Theoretical fundamentals of the emerging electronic phenomena in CUrved SupercONDuctor nanoArchitectures (CUSONDA)

弯曲超导体纳米结构中新兴电子现象的理论基础（CUSONDA）

• 批准号: 440761189
• 负责人: Professor Dr. Vladimir Fomin
• 金额: --
• 依托单位: Institut für Festkörperforschung
• 依托单位国家: 德国
• 项目类别: Research Grants
• 财政年份: 2020
• 资助国家: 德国
• 起止时间: 2019-12-31 至 2022-12-31
• 项目状态: 已结题
• 来源: https://gepris.dfg.de/gepris/projekt/440761189?language=en
• 关键词: Theoretical; fundamentals; emerging; electronic; phenomena

While all fundamental laws of nature are formulated locally, topology finds wide application in analysis of laws and patterns springing out of global structure of the system under consideration, providing new effects and phenomena.

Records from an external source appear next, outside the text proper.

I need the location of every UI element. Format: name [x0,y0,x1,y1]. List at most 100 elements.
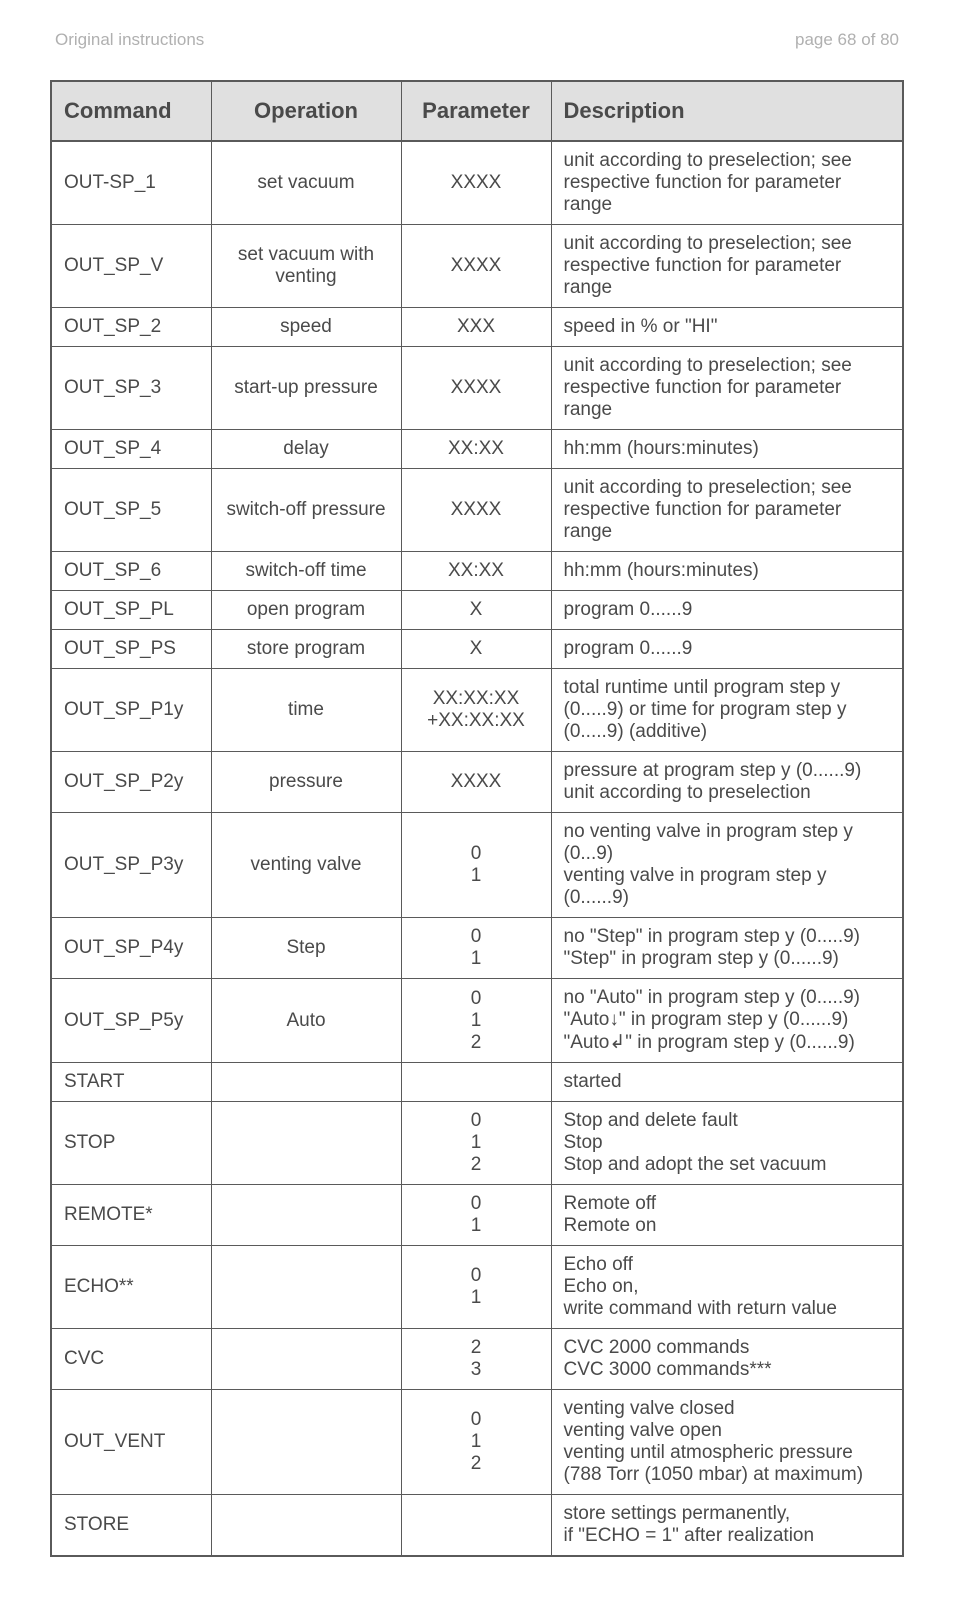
cell-command: OUT_SP_P4y [51,918,211,979]
table-header-row: Command Operation Parameter Description [51,81,903,141]
cell-description: Stop and delete faultStopStop and adopt … [551,1102,903,1185]
cell-operation [211,1390,401,1495]
table-row: OUT_SP_2speedXXXspeed in % or "HI" [51,308,903,347]
cell-description: hh:mm (hours:minutes) [551,430,903,469]
cell-description: Remote offRemote on [551,1185,903,1246]
cell-parameter: XXXX [401,141,551,225]
cell-operation [211,1185,401,1246]
table-body: OUT-SP_1set vacuumXXXXunit according to … [51,141,903,1556]
cell-command: OUT_SP_V [51,225,211,308]
cell-operation: start-up pressure [211,347,401,430]
cell-description: Echo offEcho on,write command with retur… [551,1246,903,1329]
cell-description: total runtime until program step y (0...… [551,669,903,752]
table-row: STORE store settings permanently,if "ECHO… [51,1495,903,1557]
cell-description: program 0......9 [551,591,903,630]
cell-command: STOP [51,1102,211,1185]
cell-operation [211,1102,401,1185]
cell-parameter: XXXX [401,347,551,430]
cell-operation [211,1246,401,1329]
page: Original instructions page 68 of 80 Comm… [0,0,954,1597]
cell-description: venting valve closedventing valve openve… [551,1390,903,1495]
cell-operation: Auto [211,979,401,1063]
command-table: Command Operation Parameter Description … [50,80,904,1557]
cell-description: speed in % or "HI" [551,308,903,347]
cell-parameter: XXXX [401,752,551,813]
cell-command: START [51,1063,211,1102]
cell-command: OUT_SP_P3y [51,813,211,918]
cell-parameter: XX:XX [401,430,551,469]
cell-operation: open program [211,591,401,630]
table-row: OUT_SP_6switch-off timeXX:XXhh:mm (hours… [51,552,903,591]
table-row: OUT_SP_PSstore programXprogram 0......9 [51,630,903,669]
cell-parameter: 012 [401,1390,551,1495]
cell-command: OUT_SP_PS [51,630,211,669]
cell-parameter: 012 [401,1102,551,1185]
cell-parameter: XXXX [401,225,551,308]
table-row: OUT_SP_P5yAuto012no "Auto" in program st… [51,979,903,1063]
cell-description: unit according to preselection; see resp… [551,225,903,308]
cell-command: OUT_SP_2 [51,308,211,347]
cell-description: CVC 2000 commandsCVC 3000 commands*** [551,1329,903,1390]
cell-operation: store program [211,630,401,669]
cell-parameter: XXX [401,308,551,347]
cell-parameter: 01 [401,1246,551,1329]
col-parameter: Parameter [401,81,551,141]
cell-description: hh:mm (hours:minutes) [551,552,903,591]
cell-parameter: 01 [401,1185,551,1246]
cell-command: OUT_SP_P5y [51,979,211,1063]
cell-command: OUT_SP_P2y [51,752,211,813]
table-row: OUT_SP_5switch-off pressureXXXXunit acco… [51,469,903,552]
table-row: OUT_SP_P1ytimeXX:XX:XX+XX:XX:XXtotal run… [51,669,903,752]
page-header: Original instructions page 68 of 80 [50,30,904,50]
header-right: page 68 of 80 [795,30,899,50]
cell-operation [211,1329,401,1390]
cell-operation: venting valve [211,813,401,918]
table-row: OUT_SP_P4yStep01no "Step" in program ste… [51,918,903,979]
cell-operation: pressure [211,752,401,813]
cell-operation [211,1495,401,1557]
table-row: OUT_SP_3start-up pressureXXXXunit accord… [51,347,903,430]
cell-parameter [401,1495,551,1557]
cell-command: OUT-SP_1 [51,141,211,225]
cell-parameter: 01 [401,813,551,918]
cell-command: OUT_SP_P1y [51,669,211,752]
cell-command: OUT_VENT [51,1390,211,1495]
cell-description: unit according to preselection; see resp… [551,469,903,552]
cell-operation [211,1063,401,1102]
cell-description: started [551,1063,903,1102]
cell-command: REMOTE* [51,1185,211,1246]
header-left: Original instructions [55,30,204,50]
table-row: OUT_SP_PLopen programXprogram 0......9 [51,591,903,630]
table-row: REMOTE* 01Remote offRemote on [51,1185,903,1246]
table-row: OUT_SP_P2ypressureXXXXpressure at progra… [51,752,903,813]
col-operation: Operation [211,81,401,141]
cell-operation: set vacuum [211,141,401,225]
table-row: START started [51,1063,903,1102]
cell-command: STORE [51,1495,211,1557]
cell-parameter [401,1063,551,1102]
cell-description: no "Auto" in program step y (0.....9)"Au… [551,979,903,1063]
cell-command: OUT_SP_PL [51,591,211,630]
cell-operation: speed [211,308,401,347]
col-description: Description [551,81,903,141]
cell-description: no venting valve in program step y (0...… [551,813,903,918]
cell-description: unit according to preselection; see resp… [551,347,903,430]
col-command: Command [51,81,211,141]
table-row: OUT_SP_4delayXX:XXhh:mm (hours:minutes) [51,430,903,469]
table-row: OUT_SP_Vset vacuum with ventingXXXXunit … [51,225,903,308]
cell-command: OUT_SP_5 [51,469,211,552]
cell-parameter: 01 [401,918,551,979]
table-row: OUT_VENT 012venting valve closedventing v… [51,1390,903,1495]
cell-command: OUT_SP_6 [51,552,211,591]
cell-description: no "Step" in program step y (0.....9)"St… [551,918,903,979]
cell-operation: delay [211,430,401,469]
cell-parameter: 012 [401,979,551,1063]
cell-description: store settings permanently,if "ECHO = 1"… [551,1495,903,1557]
cell-parameter: 23 [401,1329,551,1390]
cell-command: CVC [51,1329,211,1390]
cell-description: program 0......9 [551,630,903,669]
cell-parameter: XXXX [401,469,551,552]
table-row: STOP 012Stop and delete faultStopStop and… [51,1102,903,1185]
table-row: OUT_SP_P3yventing valve01no venting valv… [51,813,903,918]
cell-operation: switch-off pressure [211,469,401,552]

The objective of the present project is to elaborate conceptual fundamentals and to analyze topologic matter and its possible geometric design in curved superconductor micro- and nanostructures. It is motivated by the ongoing progress in fabrication of complex 3D nanoarchitectures (like open nanotubes and nanohelices with single or multiple chiralities) by using the advanced 3D roll-up self-organization and nanoprinting techniques based on focused ion beams. The emerging nanoarchitectures lead to occurrence of totally novel, counterintuitive properties of superconductors and thereby promise a significant improvement of the figures-of-merit as compared to the available devices. The vortex dynamics and phase slip phenomena as a main reason for dissipation are the keys for understanding the transport characteristics of superconductors. Our preliminary measurements and simulations indicate a very complex superconducting-to-normal resistive transition, which makes it an ambitious task, to unveil possible underlying mechanisms. To this end, it is necessary to perform a dedicated theoretical analysis and numerical simulations, because a direct experimental visualization of vortex dynamics or phase slips on the ns-timescale is not possible with the present technology. While the implications of curvature properties have been unveiled for the topology of the Ginzburg-Landau functional defined on a compact Riemannian manifold, the effects of curvature in confined spaces remain terra incognita. Therefore, in our proposal we apply for support regarding mutually potentiating theoretical analysis and numerical simulations of perspective for applications superconductor nanoarchitectures concerted with ongoing experiments.

虽然所有的基本自然定律都是局部的，但拓扑学在分析从所考虑的系统的全局结构中产生的定律和模式时有着广泛的应用，提供了新的效应和现象。本项目的目标是阐述概念基础，并分析拓扑物质及其可能的几何设计弯曲超导体微和纳米结构。它的动机是通过使用先进的3D卷起自组织和基于聚焦离子束的纳米打印技术来制造复杂的3D纳米结构（如具有单个或多个手性的开放纳米管和纳米螺旋）。新兴的纳米结构导致超导体的全新的、违反直觉的性质的发生，从而与现有的器件相比，有望显著改善品质因数。涡旋动力学和相滑移现象是超导体耗散的主要原因，是理解超导体输运特性的关键。我们的初步测量和模拟表明，一个非常复杂的超导到正常的电阻过渡，这使得它成为一个雄心勃勃的任务，揭示可能的潜在机制。为此，有必要进行专门的理论分析和数值模拟，因为使用本技术不可能在ns时间尺度上直接实验可视化涡旋动力学或相位滑移。虽然在紧致黎曼流形上定义的Ginzburg-Landau泛函的拓扑中，曲率性质的含义已经被揭示出来，但在有限空间中曲率的影响仍然是未知的。因此，在我们的提案中，我们申请支持关于相互增强的理论分析和数值模拟的应用前景超导纳米架构与正在进行的实验相结合。